As expected, the DoD and other Services responded quickly with their own politically-correct and even well-intentioned comments, like these quoted on Business Insider:
The Army is a values-based organization where everyone is expected to be treated with dignity and respect. — Lt Col Jennifer Johnson, USA
Or about the Air Force:
We expect our Airmen to adhere to [Air Force core] values at all times and to treat their fellow service members with the highest degree of dignity and respect. Any conduct or participation in activities, whether online or offline, that does not adhere to these principles will not be tolerated. — Zachary Anderson, USAF
I completely agree that members of the military are rightly held to higher standards of conduct than average citizens. Such behavior is essential for the good order and discipline required for the military to be effective. To quote Col. Nathan Jessup's fictional character in A Few Good Men, "We use words like 'honor,' 'code, 'loyalty.' We use these words as the backbone of a life spent defending something." Even though it comes from a work of fiction, the line is memorable, and the sentiment is absolutely right. You just don’t get people to volunteer to go and die for an idea unless they believe that idea is honorable, transcendent, and worth defending with their own lives.
There is a problem here, however, that extends well below the surface. The headlines that make the news—objectification of the opposite sex (I've heard conversations from women that are just as bad as those by men), out of control sexual assault, hazing, suicide rates that climb with no end in sight, despicable racism (primarily directed toward the enemy), disparaging of other religions, etc.—are merely symptoms. The scandals are not themselves the problem. The problem is much, much bigger...and one that will ultimately prove impossible for the military to solve because of the its very nature.
Put simply, the business end of the military is death. The raison d'etre of the armed forces is to kill enough people on the opposing side as to break the enemy's will to fight. While we may create euphemisms like 'force employment' to sugar coat things and sound more sophisticated, the ultimate purpose of every individual in the military regardless of the day-to-day 'job' they do in the Service is to put a bayonet, bullet, bomb, missile, (insert weapon here) into the body of someone else before the opponent can do the same to them.
Here is where the problem surfaces. People seem to be innately wired not to kill other people. For most of us, killing is a 'skill' we learned in the military—initially taught on the rifle range and assault courses of basic training and honed through years of specialized training after that. One of the first things the military has to do is desensitize people to the reality of taking others' lives. While not easy, we are pretty good at training away our objections to killing. Dave Grossman's ground-breaking study, On Killing, shows just how much better we've gotten at training people to kill over the past hundred and fifty years. It's not too much to say that our uniformed men and women today are truly killing machines.
Honestly, for most of those on the proverbial tip of the spear, despite our advanced training methods and equipment, we come to grips with killing the same way humans have done it for millennia, we dehumanize the enemy—making them subhuman due to their politics, their religion, their skin color, their history, their beliefs, or whatever. It's much, much easier to kill an animal than it is to kill a fellow human being. So we make them into animals. And when we make others into animals, we end up becoming animals ourselves. There is no way around it. Training someone to kill and then using them to kill damages them. As a chaplain, I see it at some level every single day. This doesn't excuse anyone's behavior. It is simply a job hazard we don't like to talk about. It doesn't make for good recruiting posters.

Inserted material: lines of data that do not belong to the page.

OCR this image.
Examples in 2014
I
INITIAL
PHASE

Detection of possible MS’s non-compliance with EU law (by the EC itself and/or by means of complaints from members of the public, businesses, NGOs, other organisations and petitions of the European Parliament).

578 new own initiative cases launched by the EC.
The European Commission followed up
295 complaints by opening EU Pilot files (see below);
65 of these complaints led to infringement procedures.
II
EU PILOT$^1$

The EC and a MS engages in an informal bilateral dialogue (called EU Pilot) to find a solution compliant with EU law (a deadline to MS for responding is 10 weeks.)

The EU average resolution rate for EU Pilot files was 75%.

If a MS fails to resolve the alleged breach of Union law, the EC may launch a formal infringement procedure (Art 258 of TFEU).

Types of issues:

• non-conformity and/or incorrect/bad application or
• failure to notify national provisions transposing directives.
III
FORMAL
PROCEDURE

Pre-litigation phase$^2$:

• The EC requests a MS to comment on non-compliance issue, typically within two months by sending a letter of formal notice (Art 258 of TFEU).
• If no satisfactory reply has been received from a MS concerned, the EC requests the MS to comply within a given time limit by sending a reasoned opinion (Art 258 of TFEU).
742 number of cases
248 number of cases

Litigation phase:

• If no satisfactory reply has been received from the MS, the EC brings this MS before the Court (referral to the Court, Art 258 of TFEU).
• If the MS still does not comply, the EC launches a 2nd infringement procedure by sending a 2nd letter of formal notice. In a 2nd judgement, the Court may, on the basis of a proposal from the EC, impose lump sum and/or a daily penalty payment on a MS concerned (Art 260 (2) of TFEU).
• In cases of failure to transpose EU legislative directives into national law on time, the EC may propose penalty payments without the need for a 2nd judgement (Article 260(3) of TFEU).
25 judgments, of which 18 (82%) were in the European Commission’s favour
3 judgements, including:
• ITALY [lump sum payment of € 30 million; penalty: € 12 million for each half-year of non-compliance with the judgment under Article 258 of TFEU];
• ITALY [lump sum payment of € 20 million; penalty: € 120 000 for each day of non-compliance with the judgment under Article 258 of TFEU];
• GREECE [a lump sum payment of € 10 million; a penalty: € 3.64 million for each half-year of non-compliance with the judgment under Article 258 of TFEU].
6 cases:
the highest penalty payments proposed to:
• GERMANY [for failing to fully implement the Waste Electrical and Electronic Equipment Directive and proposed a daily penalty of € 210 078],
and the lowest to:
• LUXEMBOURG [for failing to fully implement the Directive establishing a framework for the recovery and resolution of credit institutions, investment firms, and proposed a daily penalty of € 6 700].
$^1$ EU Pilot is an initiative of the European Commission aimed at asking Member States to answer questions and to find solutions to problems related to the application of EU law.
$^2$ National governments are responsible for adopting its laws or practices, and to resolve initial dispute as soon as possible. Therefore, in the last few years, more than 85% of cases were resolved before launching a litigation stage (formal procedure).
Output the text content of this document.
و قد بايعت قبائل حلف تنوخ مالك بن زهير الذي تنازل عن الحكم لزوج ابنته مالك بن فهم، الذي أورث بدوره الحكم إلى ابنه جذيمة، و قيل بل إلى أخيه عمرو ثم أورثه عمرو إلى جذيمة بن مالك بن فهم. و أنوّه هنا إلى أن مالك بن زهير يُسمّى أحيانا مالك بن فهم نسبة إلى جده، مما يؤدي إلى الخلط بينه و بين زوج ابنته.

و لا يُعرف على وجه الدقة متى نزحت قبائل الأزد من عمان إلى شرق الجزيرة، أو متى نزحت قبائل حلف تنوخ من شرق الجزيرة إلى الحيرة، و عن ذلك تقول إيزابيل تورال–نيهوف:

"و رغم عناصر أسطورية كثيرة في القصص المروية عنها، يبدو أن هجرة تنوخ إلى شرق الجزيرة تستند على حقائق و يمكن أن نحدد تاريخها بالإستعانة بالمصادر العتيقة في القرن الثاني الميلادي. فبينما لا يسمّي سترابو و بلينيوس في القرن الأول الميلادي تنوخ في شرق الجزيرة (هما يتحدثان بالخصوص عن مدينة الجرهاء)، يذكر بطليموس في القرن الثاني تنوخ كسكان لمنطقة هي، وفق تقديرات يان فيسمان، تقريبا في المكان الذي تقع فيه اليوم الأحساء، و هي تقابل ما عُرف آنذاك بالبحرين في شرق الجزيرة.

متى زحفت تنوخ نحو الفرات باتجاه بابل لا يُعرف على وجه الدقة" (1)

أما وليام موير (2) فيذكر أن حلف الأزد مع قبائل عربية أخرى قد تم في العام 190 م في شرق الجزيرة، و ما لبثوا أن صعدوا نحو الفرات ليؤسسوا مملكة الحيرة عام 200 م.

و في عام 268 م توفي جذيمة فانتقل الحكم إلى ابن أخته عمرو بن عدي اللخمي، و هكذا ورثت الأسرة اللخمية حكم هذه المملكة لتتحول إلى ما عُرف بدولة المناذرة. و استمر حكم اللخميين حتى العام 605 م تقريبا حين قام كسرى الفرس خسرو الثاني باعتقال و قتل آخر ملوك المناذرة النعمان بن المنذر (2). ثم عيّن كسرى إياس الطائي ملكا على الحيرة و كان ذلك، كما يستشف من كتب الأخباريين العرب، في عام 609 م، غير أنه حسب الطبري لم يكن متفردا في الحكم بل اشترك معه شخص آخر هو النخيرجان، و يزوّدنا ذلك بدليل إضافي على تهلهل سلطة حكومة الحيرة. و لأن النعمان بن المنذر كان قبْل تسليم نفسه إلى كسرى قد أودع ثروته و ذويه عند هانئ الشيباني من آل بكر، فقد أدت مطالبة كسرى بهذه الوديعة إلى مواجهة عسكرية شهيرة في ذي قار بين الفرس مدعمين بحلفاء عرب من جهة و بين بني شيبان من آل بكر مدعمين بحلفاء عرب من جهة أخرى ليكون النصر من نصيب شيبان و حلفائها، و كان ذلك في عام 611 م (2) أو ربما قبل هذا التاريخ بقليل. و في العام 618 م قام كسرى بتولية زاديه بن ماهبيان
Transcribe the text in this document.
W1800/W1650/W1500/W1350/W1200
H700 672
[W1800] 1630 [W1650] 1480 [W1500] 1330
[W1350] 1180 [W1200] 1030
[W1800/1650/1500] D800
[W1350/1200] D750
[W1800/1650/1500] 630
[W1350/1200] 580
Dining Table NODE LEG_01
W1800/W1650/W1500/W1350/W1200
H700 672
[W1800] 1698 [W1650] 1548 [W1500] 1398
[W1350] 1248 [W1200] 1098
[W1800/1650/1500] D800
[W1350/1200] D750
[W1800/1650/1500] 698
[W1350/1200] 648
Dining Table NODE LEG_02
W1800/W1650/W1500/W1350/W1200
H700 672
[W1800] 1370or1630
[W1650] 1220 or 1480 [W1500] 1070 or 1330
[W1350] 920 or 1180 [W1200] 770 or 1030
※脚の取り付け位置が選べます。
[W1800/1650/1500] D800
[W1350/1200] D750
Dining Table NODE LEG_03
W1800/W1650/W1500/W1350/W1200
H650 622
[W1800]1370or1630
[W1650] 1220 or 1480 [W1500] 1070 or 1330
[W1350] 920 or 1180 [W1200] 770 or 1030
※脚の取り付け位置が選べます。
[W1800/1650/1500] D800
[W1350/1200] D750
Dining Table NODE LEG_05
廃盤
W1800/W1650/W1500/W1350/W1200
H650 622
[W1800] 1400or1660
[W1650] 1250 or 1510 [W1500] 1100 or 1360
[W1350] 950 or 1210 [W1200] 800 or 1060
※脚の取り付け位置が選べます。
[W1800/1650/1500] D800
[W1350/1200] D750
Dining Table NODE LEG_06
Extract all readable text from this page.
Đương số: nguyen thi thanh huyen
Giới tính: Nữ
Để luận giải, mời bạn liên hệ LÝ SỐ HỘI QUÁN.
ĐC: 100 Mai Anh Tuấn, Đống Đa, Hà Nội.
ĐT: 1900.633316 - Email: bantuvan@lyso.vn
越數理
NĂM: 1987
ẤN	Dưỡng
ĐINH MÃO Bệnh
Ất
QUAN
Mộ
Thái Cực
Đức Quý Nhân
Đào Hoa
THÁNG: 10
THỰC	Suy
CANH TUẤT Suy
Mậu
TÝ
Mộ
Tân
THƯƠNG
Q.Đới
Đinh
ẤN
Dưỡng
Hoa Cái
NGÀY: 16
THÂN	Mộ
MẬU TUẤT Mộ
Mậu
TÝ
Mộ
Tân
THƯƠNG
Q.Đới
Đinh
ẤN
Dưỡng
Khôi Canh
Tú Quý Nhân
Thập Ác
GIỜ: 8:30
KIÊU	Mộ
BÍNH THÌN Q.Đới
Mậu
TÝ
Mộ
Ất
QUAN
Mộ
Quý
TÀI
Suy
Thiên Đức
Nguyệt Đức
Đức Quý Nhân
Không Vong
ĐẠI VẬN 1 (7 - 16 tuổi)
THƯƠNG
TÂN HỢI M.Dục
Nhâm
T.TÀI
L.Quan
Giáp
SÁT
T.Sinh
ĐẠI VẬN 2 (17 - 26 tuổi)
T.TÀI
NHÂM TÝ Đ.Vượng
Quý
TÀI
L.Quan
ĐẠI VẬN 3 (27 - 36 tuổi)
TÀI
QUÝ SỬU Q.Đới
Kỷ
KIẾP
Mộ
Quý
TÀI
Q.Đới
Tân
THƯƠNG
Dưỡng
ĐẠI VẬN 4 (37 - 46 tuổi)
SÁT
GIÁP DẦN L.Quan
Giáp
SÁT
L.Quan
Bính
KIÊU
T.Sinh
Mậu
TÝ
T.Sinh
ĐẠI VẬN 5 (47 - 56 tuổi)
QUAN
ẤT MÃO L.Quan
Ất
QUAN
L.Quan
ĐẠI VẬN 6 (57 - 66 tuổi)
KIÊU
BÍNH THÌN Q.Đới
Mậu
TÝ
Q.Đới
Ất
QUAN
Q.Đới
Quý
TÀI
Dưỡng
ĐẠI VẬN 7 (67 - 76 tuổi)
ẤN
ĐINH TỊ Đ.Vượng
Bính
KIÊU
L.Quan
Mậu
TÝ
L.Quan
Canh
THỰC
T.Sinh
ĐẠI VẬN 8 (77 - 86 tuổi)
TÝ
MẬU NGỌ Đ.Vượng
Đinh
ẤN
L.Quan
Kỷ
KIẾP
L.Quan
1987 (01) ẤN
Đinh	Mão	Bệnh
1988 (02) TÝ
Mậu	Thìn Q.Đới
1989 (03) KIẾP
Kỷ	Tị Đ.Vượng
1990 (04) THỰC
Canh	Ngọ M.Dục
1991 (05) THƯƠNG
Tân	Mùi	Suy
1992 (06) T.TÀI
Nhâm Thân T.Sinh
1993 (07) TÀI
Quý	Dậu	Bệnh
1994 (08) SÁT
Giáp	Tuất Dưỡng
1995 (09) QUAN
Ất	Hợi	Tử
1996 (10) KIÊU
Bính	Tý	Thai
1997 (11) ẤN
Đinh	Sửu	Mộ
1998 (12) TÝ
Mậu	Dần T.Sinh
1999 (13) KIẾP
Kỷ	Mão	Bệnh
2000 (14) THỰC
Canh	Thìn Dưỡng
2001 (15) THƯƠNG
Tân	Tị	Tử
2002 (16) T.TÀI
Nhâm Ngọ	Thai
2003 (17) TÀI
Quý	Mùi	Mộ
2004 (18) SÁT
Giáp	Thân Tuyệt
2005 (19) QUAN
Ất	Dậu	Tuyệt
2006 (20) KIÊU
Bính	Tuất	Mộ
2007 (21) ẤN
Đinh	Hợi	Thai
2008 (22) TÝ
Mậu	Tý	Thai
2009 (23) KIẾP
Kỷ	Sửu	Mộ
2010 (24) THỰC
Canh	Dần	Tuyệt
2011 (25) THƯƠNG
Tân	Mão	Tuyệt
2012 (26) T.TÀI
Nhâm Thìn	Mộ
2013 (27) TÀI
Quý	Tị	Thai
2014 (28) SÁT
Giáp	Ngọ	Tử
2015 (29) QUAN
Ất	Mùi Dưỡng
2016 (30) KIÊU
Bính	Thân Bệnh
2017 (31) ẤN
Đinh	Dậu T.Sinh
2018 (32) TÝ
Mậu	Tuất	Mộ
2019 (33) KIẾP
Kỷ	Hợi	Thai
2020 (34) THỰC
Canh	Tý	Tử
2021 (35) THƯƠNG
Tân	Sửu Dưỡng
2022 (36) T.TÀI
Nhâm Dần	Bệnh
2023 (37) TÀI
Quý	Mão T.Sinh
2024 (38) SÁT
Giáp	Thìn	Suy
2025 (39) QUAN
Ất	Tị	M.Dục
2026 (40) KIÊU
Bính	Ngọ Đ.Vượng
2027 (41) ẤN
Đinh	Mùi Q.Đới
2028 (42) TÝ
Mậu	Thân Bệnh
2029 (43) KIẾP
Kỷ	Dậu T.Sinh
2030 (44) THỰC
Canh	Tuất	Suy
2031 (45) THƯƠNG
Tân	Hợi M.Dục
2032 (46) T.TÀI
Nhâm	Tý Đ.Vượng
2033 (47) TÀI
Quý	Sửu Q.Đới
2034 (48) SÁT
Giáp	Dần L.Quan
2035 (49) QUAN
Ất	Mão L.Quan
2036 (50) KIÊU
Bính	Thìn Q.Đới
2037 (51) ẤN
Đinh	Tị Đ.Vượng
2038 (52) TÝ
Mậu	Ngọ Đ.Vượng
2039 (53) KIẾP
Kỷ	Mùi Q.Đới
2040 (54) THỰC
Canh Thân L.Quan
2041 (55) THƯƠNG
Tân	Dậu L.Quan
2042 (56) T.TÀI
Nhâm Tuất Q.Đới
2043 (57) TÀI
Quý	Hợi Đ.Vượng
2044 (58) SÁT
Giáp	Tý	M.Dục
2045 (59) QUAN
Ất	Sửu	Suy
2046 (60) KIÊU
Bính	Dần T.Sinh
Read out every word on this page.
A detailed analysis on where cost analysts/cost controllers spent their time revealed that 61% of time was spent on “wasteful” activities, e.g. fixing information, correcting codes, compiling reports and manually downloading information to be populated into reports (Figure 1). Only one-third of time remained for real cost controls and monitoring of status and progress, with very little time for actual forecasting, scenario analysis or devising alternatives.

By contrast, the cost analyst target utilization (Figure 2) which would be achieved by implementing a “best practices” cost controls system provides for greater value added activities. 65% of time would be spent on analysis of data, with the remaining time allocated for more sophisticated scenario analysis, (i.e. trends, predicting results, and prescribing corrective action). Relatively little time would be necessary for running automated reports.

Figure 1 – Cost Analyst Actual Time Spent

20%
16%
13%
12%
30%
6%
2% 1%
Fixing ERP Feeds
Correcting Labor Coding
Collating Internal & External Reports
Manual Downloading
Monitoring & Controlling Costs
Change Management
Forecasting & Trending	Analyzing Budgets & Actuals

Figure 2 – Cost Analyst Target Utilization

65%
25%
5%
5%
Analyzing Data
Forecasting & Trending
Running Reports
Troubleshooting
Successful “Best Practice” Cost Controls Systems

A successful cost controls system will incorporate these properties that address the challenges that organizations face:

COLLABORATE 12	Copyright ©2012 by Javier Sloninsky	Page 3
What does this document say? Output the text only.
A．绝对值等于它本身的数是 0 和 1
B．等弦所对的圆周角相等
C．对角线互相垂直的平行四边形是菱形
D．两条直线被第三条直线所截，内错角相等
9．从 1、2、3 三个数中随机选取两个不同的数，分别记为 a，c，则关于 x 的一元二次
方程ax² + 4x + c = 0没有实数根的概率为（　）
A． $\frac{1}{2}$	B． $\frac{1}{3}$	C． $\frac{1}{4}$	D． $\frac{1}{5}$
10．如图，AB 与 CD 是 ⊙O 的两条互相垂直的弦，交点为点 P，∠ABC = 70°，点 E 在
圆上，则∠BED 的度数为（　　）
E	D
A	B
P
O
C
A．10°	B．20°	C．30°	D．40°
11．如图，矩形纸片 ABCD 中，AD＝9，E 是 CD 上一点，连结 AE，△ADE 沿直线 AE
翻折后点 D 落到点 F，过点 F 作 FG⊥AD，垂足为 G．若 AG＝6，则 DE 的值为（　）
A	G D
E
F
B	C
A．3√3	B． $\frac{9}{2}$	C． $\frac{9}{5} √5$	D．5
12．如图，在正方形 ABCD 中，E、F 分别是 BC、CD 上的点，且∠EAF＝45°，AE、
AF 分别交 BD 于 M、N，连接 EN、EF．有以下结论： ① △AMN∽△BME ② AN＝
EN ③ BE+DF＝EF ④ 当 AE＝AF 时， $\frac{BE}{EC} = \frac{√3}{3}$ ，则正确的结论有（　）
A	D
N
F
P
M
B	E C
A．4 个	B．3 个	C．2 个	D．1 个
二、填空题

So back to nude Marines. I have no doubt General Neller and others will do a good job finding out who the perpetrators are in this particular case and giving them the judgment they deserve. Justice will be dealt swiftly and in accordance with regulation. But there will always be a next time. Instead of simply disciplining the troops involved this time and the next, I would love to see our military leadership admit the truth about why this happened and spend some of our astronomical military budget repairing the souls we've spend years damaging.